2.3 match_pattern uses regular expressions to match field names.

"dynamic_templates": [
  {
    "longs_as_strings": {
       "match_mapping_type": "string",  
	"match_pattern": "regex",   // @1
       "match": "^profit_\d+$"	   // @2
       "mapping": {                                  
           "type": "long"
        }
    }
  }
]
Copy the code

Code @1: Sets the matching mode to Regex for Java regular expressions code @2: Java regular expressions

Path_match and path_unmatch work in the same way as match and unmatch, except that path_match is a full path for fields. Especially for nested types (object, nested).
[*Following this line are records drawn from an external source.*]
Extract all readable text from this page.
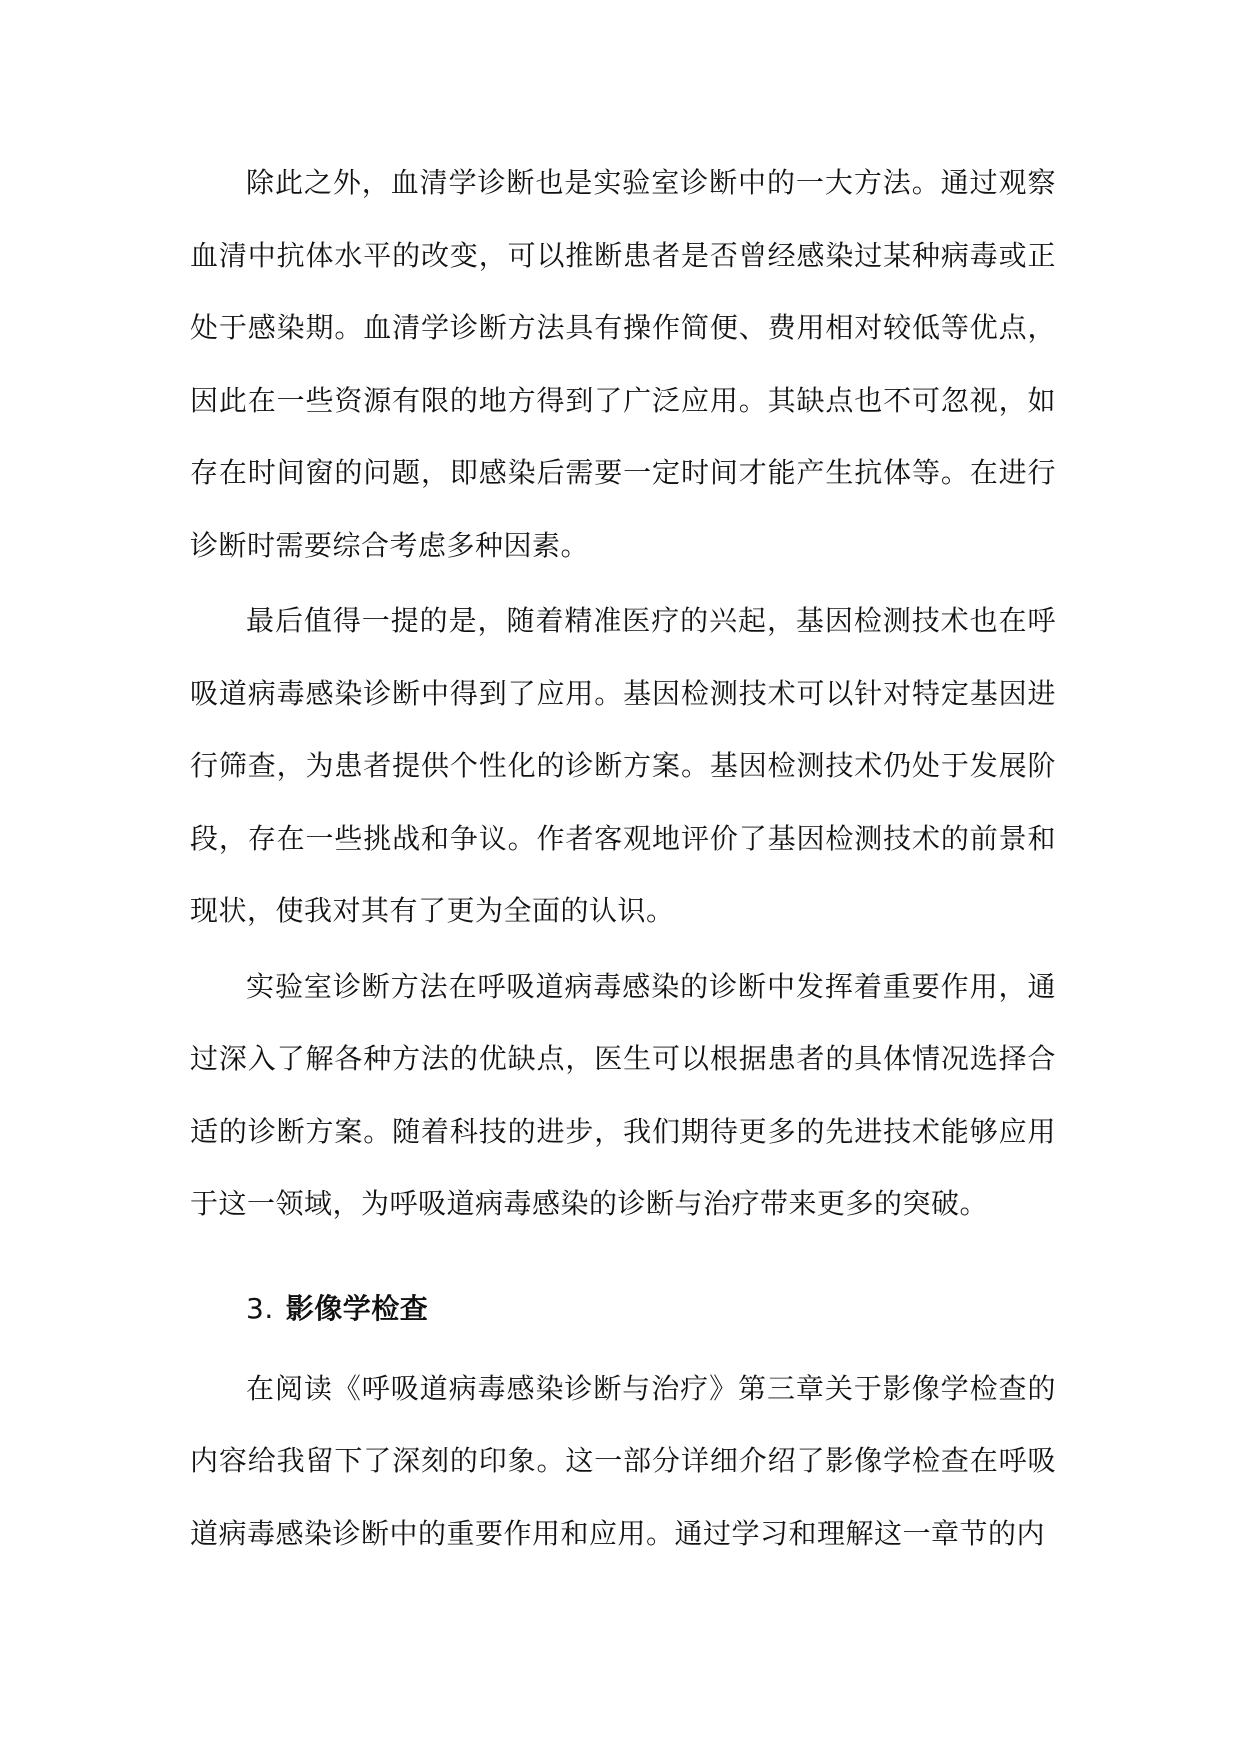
除此之外，血清学诊断也是实验室诊断中的一大方法。通过观察血清中抗体水平的改变，可以推断患者是否曾经感染过某种病毒或正处于感染期。血清学诊断方法具有操作简便、费用相对较低等优点，因此在一些资源有限的地方得到了广泛应用。其缺点也不可忽视，如存在时间窗的问题，即感染后需要一定时间才能产生抗体等。在进行诊断时需要综合考虑多种因素。

最后值得一提的是，随着精准医疗的兴起，基因检测技术也在呼吸道病毒感染诊断中得到了应用。基因检测技术可以针对特定基因进行筛查，为患者提供个性化的诊断方案。基因检测技术仍处于发展阶段，存在一些挑战和争议。作者客观地评价了基因检测技术的前景和现状，使我对其有了更为全面的认识。

实验室诊断方法在呼吸道病毒感染的诊断中发挥着重要作用，通过深入了解各种方法的优缺点，医生可以根据患者的具体情况选择合适的诊断方案。随着科技的进步，我们期待更多的先进技术能够应用于这一领域，为呼吸道病毒感染的诊断与治疗带来更多的突破。

3. 影像学检查

在阅读《呼吸道病毒感染诊断与治疗》第三章关于影像学检查的内容给我留下了深刻的印象。这一部分详细介绍了影像学检查在呼吸道病毒感染诊断中的重要作用和应用。通过学习和理解这一章节的内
Copy middle from name to full_NAME from name.

PUT my_index
{
  "mappings": {
    "_doc": {
      "dynamic_templates": [
        {
          "copy_full_name": {
            "path_match":   "name.*",
            "path_unmatch": "*.middle",
            "mapping": {
              "type":       "text",
              "copy_to":    "full_name"
            }
          }
        }
      ]
    }
  }
}
PUT my_index/_doc/1
{
  "name": {
    "first":  "Alice",
    "middle": "Mary",
    "last":   "White"
  }
}
Copy the code

2.5, {name} and {dynamic_type} {name} stands for the name of the field. {dynamic_type}: specifies the field type parsed by the JSON parser.

PUT my_index
{
  "mappings": {
    "_doc": {
      "dynamic_templates": [
        {
          "named_analyzers": {                           // @1
            "match_mapping_type": "string",
            "match": "*",
            "mapping": {
              "type": "text",
              "analyzer": "{name}"
            }
          }
        },
        {
          "no_doc_values": {                         // @2
            "match_mapping_type":"*",
            "mapping": {
              "type": "{dynamic_type}",
              "doc_values": false
            }
          }
        }
      ]
    }
  }
}

PUT my_index/_doc/1
{
  "english": "Some English text", 
  "count":   5 
}
Copy the code

Code @1: Mapping template meaning: for all matched string type, type mapping to text, the corresponding analyzer name and field name is the same, this is used carefully, there may not be an analyzer with the same name, this example is just a demonstration. Code @2: For any type that is matched, the mapping is defined as a type that is automatically detected, and doc_values=false is disabled.

This section describes the dynamic type mapping mechanism of Elasticsearch in detail.